Pues no, no todo es literatura. En mi vida tampoco. Y pese a que un gran porcentaje gire en torno a las letras, llevo casi un año ocupado en otro proyecto al que vengo dedicándole, al menos, un día semanal con mi amigo Javier Santamaría: diseñar un juego de rol, mi gran afición desde los 12 años.

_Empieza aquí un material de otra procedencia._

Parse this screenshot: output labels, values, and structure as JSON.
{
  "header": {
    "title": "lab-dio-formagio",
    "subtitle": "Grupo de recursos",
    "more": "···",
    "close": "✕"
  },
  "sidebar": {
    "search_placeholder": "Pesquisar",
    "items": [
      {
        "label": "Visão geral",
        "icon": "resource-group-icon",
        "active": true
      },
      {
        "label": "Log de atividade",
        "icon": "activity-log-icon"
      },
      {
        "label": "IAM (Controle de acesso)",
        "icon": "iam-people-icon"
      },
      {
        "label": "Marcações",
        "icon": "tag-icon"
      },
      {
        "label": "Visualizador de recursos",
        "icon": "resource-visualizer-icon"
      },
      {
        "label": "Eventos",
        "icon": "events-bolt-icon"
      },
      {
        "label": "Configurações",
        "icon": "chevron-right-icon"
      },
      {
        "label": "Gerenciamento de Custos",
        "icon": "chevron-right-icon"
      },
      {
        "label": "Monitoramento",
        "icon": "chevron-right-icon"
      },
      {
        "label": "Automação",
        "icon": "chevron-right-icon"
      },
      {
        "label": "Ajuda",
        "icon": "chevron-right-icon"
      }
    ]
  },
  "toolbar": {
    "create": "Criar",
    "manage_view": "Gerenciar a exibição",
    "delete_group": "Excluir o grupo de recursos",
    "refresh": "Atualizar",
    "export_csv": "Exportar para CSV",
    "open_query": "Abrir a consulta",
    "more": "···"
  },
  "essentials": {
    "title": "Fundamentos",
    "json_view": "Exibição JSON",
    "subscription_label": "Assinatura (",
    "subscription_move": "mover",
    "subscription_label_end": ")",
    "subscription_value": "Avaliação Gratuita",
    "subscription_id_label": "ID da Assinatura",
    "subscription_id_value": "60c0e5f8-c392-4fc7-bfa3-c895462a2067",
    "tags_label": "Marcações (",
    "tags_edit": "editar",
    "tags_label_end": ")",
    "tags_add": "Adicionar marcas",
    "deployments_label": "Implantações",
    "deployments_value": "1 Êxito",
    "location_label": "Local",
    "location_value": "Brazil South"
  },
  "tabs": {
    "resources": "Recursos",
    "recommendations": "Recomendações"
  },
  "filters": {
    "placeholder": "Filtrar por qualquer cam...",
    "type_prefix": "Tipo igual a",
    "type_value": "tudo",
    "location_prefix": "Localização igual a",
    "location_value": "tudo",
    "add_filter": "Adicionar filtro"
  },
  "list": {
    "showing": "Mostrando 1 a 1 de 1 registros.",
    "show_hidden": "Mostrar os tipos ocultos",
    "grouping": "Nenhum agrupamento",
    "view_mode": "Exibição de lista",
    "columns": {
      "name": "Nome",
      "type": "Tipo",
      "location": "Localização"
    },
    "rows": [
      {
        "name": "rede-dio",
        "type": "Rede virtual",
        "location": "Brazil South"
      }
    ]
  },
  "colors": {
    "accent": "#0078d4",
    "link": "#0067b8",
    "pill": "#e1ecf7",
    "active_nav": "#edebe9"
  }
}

Para los que conozcáis de qué van este tipo de juegos, la idea parte de crear un mundo basándonos en la edad antigua. Así, nuestro mundo imaginario tendría varios pueblos parecidos a persas, egipcios, griegos, etc. Sin embargo, no acaba ahí el proyecto. Desde el principio nos hemos propuesto construir un juego épico, tal y como resultarían los relatos como la Odisea, de tal forma que los jugadores lleven auténticos héroes como personajes. Estos personajes estarían completamente personalizados al gusto del jugador, quien elegiría sus habilidades y hasta sería capaz de fabricar un equipo totalmente particular y único.
Pues bien, la primera beta ya está terminada, de forma que podremos realizar algunas pruebas con los amigos, a ver qué tal funciona. Mi esperanza, para ser sinceros, es crear un gran juego y, quién sabe, tal vez hasta publicarlo... dentro de muchas, muchas pruebas.
Por cierto, para quienes no sepáis qué es un juego de rol, esta entrada os habrá resultado rarísima, lo sé. Podría tomarme mi tiempo en explicarlo, ¡pero qué podría decir que no se encontrara en la Wikipedia!